Understanding the Role of Activation Loop Mutants in Drug Efficacy for FLT3-ITD

Abstract

The type III receptor tyrosine kinase FLT3 is a pivotal kinase for hematopoietic progenitor cell regulation, with significant implications in acute myeloid leukemia (AML) through mutations like internal tandem duplication (ITD). This study delves into the structural intricacies of FLT3, the roles of activation loop mutants, and their interaction with tyrosine kinase inhibitors. Coupled with this, the research leverages molecular contrastive learning and protein language modeling to examine interactions between small molecule inhibitors and FLT3 activation loop mutants. Utilizing the ConPLex platform, over 5.7 million unique FLT3 activation loop mutants-small molecule pairs were analyzed. The binding free energies of three inhibitors were assessed, and cellular apoptotic responses were evaluated under drug treatments. Notably, the introduction of the Xepto50 scoring system provides a nuanced metric for drug efficacy. The findings underscore the modulation of molecular interactions and cellular responses by Y842 mutations in FLT3-KD, highlighting the need for tailored therapeutic approaches in FLT3-ITD-related malignancies.

Keywords: drug sensitivity scores; four-parameter logistic curve; molecular docking; molecular modeling.

Figure 1

Interaction dynamics of FLT3 kinase domain and its mutants with small molecules. (A) Distribution of interaction scores for over 5.7 million unique FLT3-KD-small molecule pairs sourced from the ChEMBL database.

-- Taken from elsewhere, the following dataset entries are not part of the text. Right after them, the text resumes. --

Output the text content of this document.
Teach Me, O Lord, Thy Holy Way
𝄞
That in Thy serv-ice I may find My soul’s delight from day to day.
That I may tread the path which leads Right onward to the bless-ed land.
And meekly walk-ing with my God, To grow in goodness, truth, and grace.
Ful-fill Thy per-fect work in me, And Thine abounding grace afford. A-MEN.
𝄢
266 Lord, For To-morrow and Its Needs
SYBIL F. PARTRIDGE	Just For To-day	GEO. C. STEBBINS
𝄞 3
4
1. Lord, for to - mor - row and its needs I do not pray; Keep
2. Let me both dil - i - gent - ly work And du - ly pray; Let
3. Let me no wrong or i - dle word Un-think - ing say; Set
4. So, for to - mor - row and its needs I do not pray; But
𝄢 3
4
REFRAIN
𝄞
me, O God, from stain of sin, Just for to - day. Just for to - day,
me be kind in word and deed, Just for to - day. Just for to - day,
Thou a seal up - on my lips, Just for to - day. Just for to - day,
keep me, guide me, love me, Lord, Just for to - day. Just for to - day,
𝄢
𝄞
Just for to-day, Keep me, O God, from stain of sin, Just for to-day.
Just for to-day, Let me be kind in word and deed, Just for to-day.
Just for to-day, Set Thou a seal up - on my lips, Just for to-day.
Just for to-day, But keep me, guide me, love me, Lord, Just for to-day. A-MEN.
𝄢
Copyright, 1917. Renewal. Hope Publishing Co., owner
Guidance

ConPLex platform with a threshold score of >0.8 was used to identify interactions between small molecules and FLT3 kinase domains. (B) Trend analysis of interaction scores, revealing a descending order from FLT3-KD > FLT3-KD-Y842C > FLT3-KD-Y842F. (C) Specific interaction scores for FLT3 inhibitors.

Figure 2

Differential apoptotic responses and binding energy analyses of FLT3-ITD Y842 mutants under drug treatments. (A) Measurement of apoptotic cells using the annexin V-7-AAD kit after treating cells with specific inhibitors for 48 h prior to processing and analysis (n = 5). (B) Binding energy, represented as negative values, is plotted against various drug–mutant pairs. (C) Calculation of relative apoptotic cells by subtracting the number of apoptotic cells observed in DMSO-treated controls from those treated with specific inhibitors.

Figure 3

Assessment of various drug sensitivity metrics. (A) IC₅₀ values were determined using GraphPad Prism 9 (n = 5), derived from interpolated values at 50 and subsequently transformed to a negative log₁₀ scale. (B) The area under the curve (AUC) was computed from the same dataset, with a baseline response set at 10. (C) Drug Sensitivity Score 1 (DSS1) was determined using the Xepto50 software (version 0.0.2). (D) The Xepto50 score was derived from the normalized AUC at a specific interval on a logarithmic concentration axis.